Spanish studio Taller de Arquitectura by Mauricio Rocha and Gabriela Carrillo opt to create a private courthouse in Pátzcuaro, Mexico, where an oval stone wall involves brick and timber volumes.
The architecture project has a deep connection with nature, being situated on a pitched site on the edge of the town, where incredible landscapes are formed, and having its structure simultaneously separated by surrounding gardens.
The Courthouse was designed in response to a requirement to update all of Mexico’s justice facilities. The goal is to allow the conduction of open oral trials instead of the previous written process. In order to do that the architects proposed a building based around flexible spaces, accommodating both the traditional and the new oral trial formats.

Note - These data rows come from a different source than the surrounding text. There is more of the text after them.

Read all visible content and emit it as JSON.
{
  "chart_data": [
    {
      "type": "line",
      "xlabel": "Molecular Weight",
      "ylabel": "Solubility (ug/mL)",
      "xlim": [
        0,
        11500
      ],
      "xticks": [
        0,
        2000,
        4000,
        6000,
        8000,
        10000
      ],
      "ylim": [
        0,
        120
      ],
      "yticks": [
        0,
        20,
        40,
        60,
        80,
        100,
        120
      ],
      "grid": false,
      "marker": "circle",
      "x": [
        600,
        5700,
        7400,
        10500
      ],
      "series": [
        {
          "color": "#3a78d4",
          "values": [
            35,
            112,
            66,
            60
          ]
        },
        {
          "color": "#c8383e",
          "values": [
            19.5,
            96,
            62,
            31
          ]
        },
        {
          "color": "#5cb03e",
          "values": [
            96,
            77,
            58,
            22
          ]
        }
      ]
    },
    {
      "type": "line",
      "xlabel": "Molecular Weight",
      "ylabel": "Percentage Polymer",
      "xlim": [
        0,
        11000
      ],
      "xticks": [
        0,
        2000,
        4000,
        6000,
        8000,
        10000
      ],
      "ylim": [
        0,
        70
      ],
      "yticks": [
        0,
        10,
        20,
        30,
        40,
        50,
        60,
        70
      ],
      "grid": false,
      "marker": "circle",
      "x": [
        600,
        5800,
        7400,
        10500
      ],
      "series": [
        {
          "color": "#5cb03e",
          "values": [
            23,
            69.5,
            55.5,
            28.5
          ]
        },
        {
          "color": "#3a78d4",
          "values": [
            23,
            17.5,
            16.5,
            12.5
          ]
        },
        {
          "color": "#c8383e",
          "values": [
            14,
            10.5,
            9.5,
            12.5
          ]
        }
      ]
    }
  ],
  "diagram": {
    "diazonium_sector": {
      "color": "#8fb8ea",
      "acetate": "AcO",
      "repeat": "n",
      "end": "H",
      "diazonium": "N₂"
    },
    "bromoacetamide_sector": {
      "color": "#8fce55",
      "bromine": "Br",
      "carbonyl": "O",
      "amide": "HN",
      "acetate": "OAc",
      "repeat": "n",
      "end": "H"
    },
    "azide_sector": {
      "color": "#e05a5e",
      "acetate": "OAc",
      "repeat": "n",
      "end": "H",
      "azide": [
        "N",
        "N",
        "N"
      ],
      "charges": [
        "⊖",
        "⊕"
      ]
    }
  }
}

Different areas of the project are designated for use by judges, prisoners and visitors. The structure provides a wide range of functional spaces that are grouped depending on their use. This concept not only allows considerable circulation but also high levels of security.
The separation of the building’s plan by parallel blocks and exterior gardens allows a sense of openness and levels of transparency into the spaces. Perforated brick walls serve as barriers through out the building.
According to studio Taller De Arquitectura, the new jail architecture must be exposed to a system and open to the citizenship with lighted paths, shadows, wind and silence.
The 5 to 8-meter high curving stone wall surrounds the entire floor area, depending of the site’s location point. It was designed with volcanic stone and forms a robust surface, creating a stunning presence within the nature landscapes.
The entrance of the Mexican Courthouse is placed in the center of the building and is connected with the two main courtrooms.
The Symetrical wooden volumes that accommodate the spaces are separated by the main garden, while timber surfaces provide suitable sound insulation and acoustics.
The visitor’s entrance is located in one side of the site while the prisoners have a separate entrance on the lower part. A corridor connects the waiting rooms to the courtrooms.
The remaining structures that house the reception areas and judges’ offices feature brick walls and sloping tiled roofs. These structures reference vernacular architecture in a region that experiences significant rainfall.
The administrative areas are lined with glazing that provides an open outlook towards the adjacent gardens.